Depositors Protection Corporation pays 50% of insured deposits

17 Aug, 2014 - 06:08 0 Views
Depositors Protection Corporation pays 50% of insured deposits Local banks are demanding large deposits

The Sunday Mail

THE Depositors Protection Corporation has paid more than 50 percent of the insured deposits that were locked in three collapsed banks — Trust, Royal and Genesis.
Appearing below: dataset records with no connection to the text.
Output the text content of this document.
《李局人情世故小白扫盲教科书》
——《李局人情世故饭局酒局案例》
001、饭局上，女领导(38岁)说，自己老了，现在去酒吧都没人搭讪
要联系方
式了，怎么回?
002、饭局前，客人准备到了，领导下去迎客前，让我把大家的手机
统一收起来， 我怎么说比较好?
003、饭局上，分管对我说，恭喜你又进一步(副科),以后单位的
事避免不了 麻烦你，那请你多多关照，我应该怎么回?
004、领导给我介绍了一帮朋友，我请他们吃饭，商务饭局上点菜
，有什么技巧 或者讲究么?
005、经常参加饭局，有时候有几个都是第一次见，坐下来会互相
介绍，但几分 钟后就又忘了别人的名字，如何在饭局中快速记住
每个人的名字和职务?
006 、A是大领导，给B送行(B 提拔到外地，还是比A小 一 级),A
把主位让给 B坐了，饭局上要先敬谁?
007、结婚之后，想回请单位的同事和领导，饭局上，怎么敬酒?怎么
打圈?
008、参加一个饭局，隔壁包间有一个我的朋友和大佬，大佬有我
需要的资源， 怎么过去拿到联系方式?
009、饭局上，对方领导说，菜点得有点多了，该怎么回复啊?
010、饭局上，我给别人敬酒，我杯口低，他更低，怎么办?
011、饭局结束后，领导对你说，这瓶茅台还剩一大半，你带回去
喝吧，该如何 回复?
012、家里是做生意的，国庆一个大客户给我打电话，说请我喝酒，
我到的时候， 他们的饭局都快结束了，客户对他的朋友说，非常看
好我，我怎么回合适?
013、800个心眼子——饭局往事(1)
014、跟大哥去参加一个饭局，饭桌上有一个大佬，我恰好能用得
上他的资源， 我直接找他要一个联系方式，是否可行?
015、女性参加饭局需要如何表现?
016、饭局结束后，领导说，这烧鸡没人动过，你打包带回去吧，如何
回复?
Genesis Bank, which closed on June 11, 2012, had US$11 800 in insured deposits, of which US$8 000 has since been paid; while Royal Bank, which shut down on July 27, 2012, had US$330 000 repaid, representing 70 percent of the insured sum.

For Trust Bank Corporation, the DPC has only paid US$109 000 of the US$328 000 that was insured.

“What happens is that soon after a bank has been closed by the Reserve Bank of Zimbabwe, the DPC is mandated to start compensating depositors up to the maximum insurable limit prevailing at the time of bank closure,” said DPC.

However, the insurable limit can be reviewed in line with the growth of the fund.

“Currently, the limit is US$500 per depositor, which is paid immediately on bank closure. We urge depositors of these institutions who have not submitted their claims to contact the DPC for reimbursement.”

The maximum insurable limit covered by the DPC for Genesis bank is US$150, while for Trust and Royal banks it is US$500.

The DPC is an autonomous statutory body established in 2003 under the Banking Act to administer the Deposit Protection Fund.

The banking sector has suffered a crisis of confidence from the public following the 2004 debacle that saw several banks folding.

This year, Capital Bank Corporation was added to the list of closed banks.

Depositors struggled to access their funds from banks during the hyper-inflationary period of 2008 and lost those funds after introduction of a multi-currency regime the following year.

This resulted in the public increasingly opting for other ways of saving their hard-earned cash.

The DPC believes reimbursing funds would help restore public confidence in the financial services sector and promote a culture of savings.

A 2013 survey by FBC Securities revealed that more than 76 percent of Zimbabwe’s adult population did not use formal financial services.

The report showed that despite having 22 banks then and over 100 micro-finance institutions, Zimbabweans were still under-banked.

This was attributed to confidence issues as well as failure by financial institutions to tap into the informal sector and rural folk who form the bulk of the country’s population.

Mobile banking has, however, offered an alternative to many people.